Past the dock, a limousine waited for them. Michael saw
Jianjun inside, his face scrunched with worry and fear.

Michael, Zhao, and his two bodyguards got into the limo. As
soon as it drove off, Zhao said, “Now it is time for you to answer my
questions. What was in the coffins?”

Michael wondered if this was some sort of trap. How could
Zhao not know? “Lord Hsieh’s skeleton and the beautiful Lady Hsieh,” he said
cautiously.

Zhao’s dark eyes flashed with suspicion. “You saw Lady
Hsieh?”

“Yes.
Perfectly, incredibly preserved.”
When Zhao said nothing, a chill pulsated through Michael. “Didn’t you see her?
What was in her coffin?”

“Nothing but ash.”
Zhao’s calm tone
made his words all the more jarring. “She was gone.
As she
would have wanted.
The symbol outside Lady Hsieh’s coffin proved she was
an alchemist.”

“You’re talking about the circle-and-triangular symbol?”
Michael asked.

“Yes.” Zhao drew in his breath. “Archeologists and
historians laugh about alchemy. I wonder if they’ll laugh now.”

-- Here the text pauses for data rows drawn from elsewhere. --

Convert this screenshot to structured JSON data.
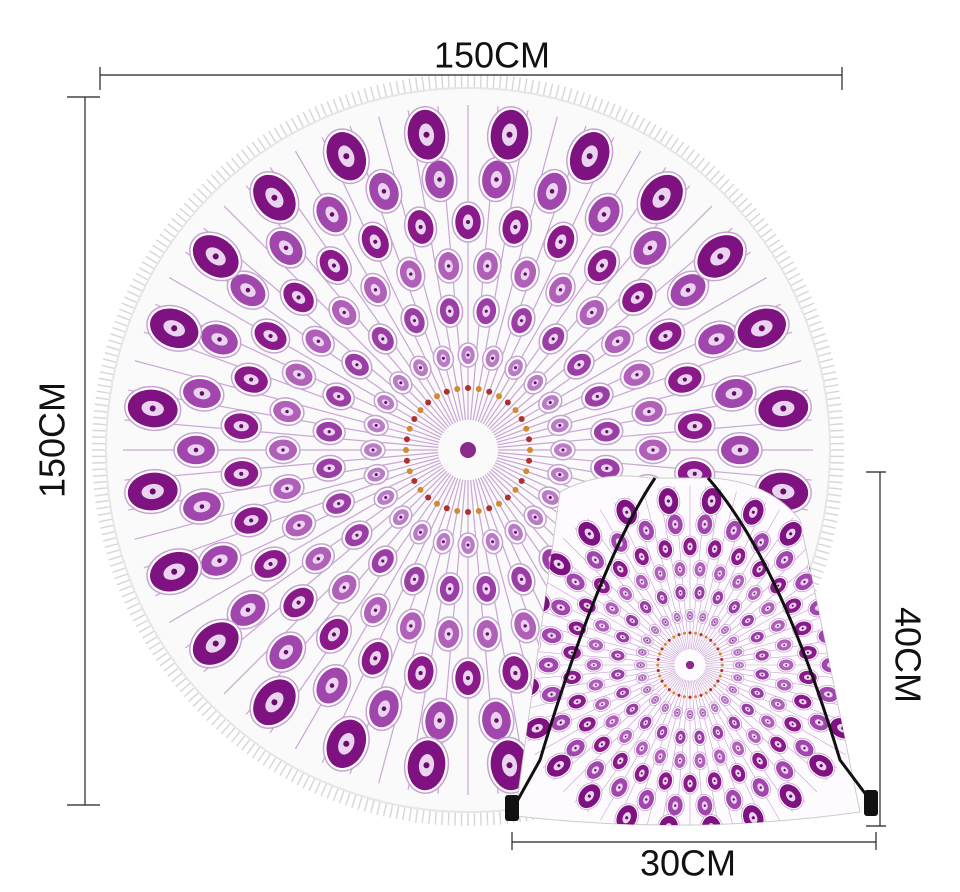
{
  "dimensions": {
    "towel_width": "150CM",
    "towel_height": "150CM",
    "bag_height": "40CM",
    "bag_width": "30CM"
  }
}
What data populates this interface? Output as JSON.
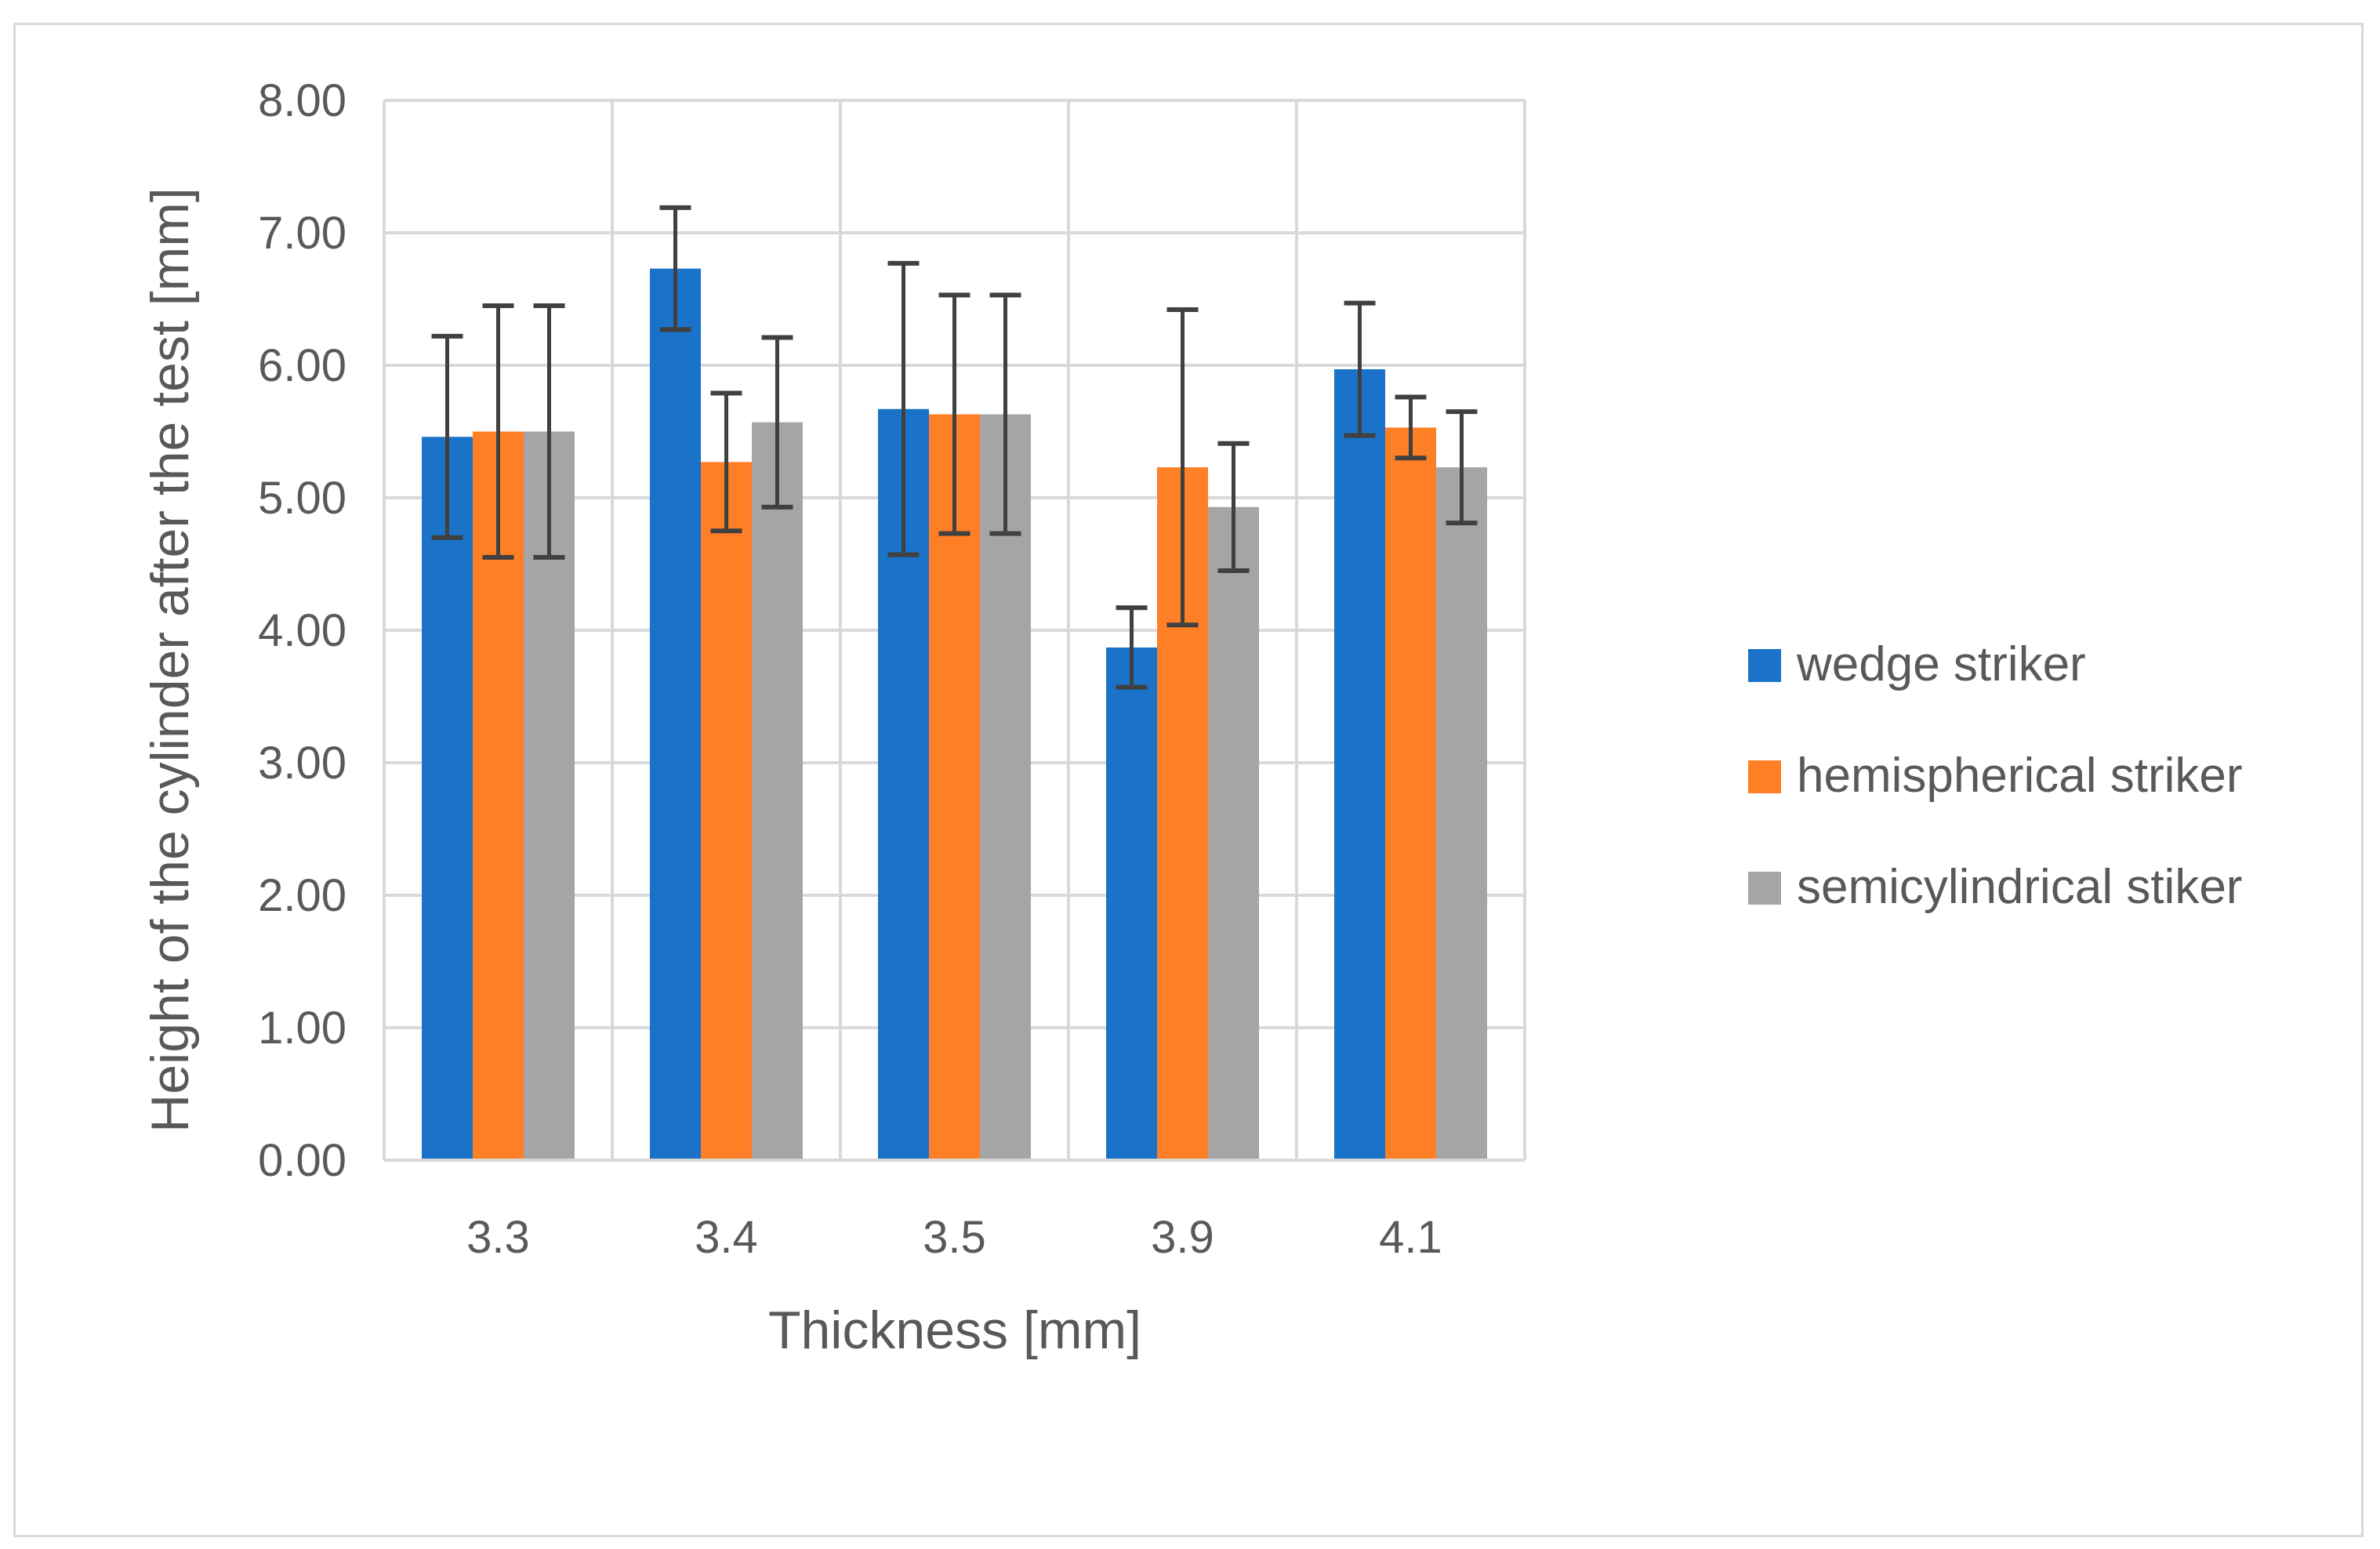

“You and I both know alchemy is no more than superstition.
Whatever happened out
there,
wasn’t supernatural.
Someone opened the coffin and stole her body. We’ve got to find whoever did
it.”

As the limousine drove through Ulaanbaatar to a small,
private airport on its outskirts, Zhao waited until Michael’s anger quieted a
bit, and then said softly, “History is filled with proof of alchemy working. It
is we who refuse to accept what others saw with their own eyes.” His fingers
touched the prayer beads, one by one, as he continued. “During the Han dynasty
of Lady Hsieh’s time, a great warrior named Bo Yi Kao fought the barbarian
hordes of the north, the Mongols. He possessed an invincible body that no
spear, arrow, or sword could penetrate. A Chinese Achilles, if you will. He
bore a mark on his chest which became his crest, the same symbol as on Lady
Hsieh’s coffin. We call it the symbol of immortality. One day, an enemy archer
struck him in the chest, on the black circle. Only then did Bo Yi Kao die. That
was the only vulnerable spot on his immortal body.”